Phillips’s argument here actually flies in the face of what he initially argued in his Supreme Court case. There, he initially argued, when he was still fighting the case at the state level, that he didn’t refuse service to the same-sex couple because of their status as gay men, but because of what they wanted to do: get married and have a cake that celebrated their union. Now, however, he takes umbrage at the very idea of a transgender person. He’s moved the goalposts, which was always the intention of these sorts of religious liberty cases: the continuing diminution of the rights of people of whom they disapprove.
And Phillips’s case isn’t the only recent one using “religious liberty” to attack LGBTQ people. A conservative Christian website designer in Colorado has preemptively sued the state to ensure she never has to make a website for a same-sex couple’s wedding. Indeed, she’s so scared she might be asked to do so that she would like to affirmatively and explicitly advertise that she won’t make those websites.
Over in Philadelphia, Catholic Social Services sued the city when the city stopped referring foster care children to their agency because Catholic Social Services won’t license same-sex couples as foster parents. They’re arguing, of course, that their religious liberty overrides the right of the city to decide which agencies would best serve foster children and potential foster parents. The city prevailed at the district court, but Catholic Social Services has appealed.
Under the Obama administration, at least, the government stood as a bulwark against the creeping fascism of evangelicals. That all changed when Trump took office. The DOJ reversed its position in Masterpiece Cakeshop and went from standing up for same-sex marriage to supporting bigotry. Upon the retirement of the sometimes-tolerant Justice Kennedy, Trump nominated Brett Kavanaugh, a man the hard religious right hails as a “warrior” for religious liberty. He’s opposed the right of an unaccompanied immigrant minor to obtain an abortion even though she was lawfully entitled to do so. He would expand the number of employers that could deny birth control benefits to their workers. He’ll move the Supreme Court even further right and make it fertile ground for more challenges like Phillips’s most recent anti-trans effort.
The lower court judges Trump has appointed are no better. For example, it’s likely we’ll see more and more religious liberty decisions out of the already profoundly conservative Fifth Circuit Court of Appeals. Trump’s recent appointee to that court, James Ho, has already gone out of his way to use judicial opinions to editorialize about the “moral tragedy” of abortion.

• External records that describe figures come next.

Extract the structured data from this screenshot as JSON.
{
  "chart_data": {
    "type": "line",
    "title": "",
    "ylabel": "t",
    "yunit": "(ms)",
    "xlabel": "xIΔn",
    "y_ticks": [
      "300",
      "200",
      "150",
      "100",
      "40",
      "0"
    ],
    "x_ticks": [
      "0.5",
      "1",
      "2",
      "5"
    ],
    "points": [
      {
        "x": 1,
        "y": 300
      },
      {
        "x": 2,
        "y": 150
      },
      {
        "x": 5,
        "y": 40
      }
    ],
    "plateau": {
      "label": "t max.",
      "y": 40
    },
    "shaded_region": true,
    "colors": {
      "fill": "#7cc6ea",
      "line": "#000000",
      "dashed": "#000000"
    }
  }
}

At its very core, these demands for religious liberty aren’t about liberty at all. They’re about the right to impose a conservative Christian viewpoint on Americans, even though a decisive majority of Americans don’t agree with those views. They’re about the right to turn the American marketplace into an incoherent patchwork where LGBTQ people will never know if a business will serve them or not. They’re about the right to keep people who need reproductive health care perpetually subjugated by denying them bodily autonomy. In short, religious liberty is about imposing a theocracy, and this administration is going to go out of its way to help them do so.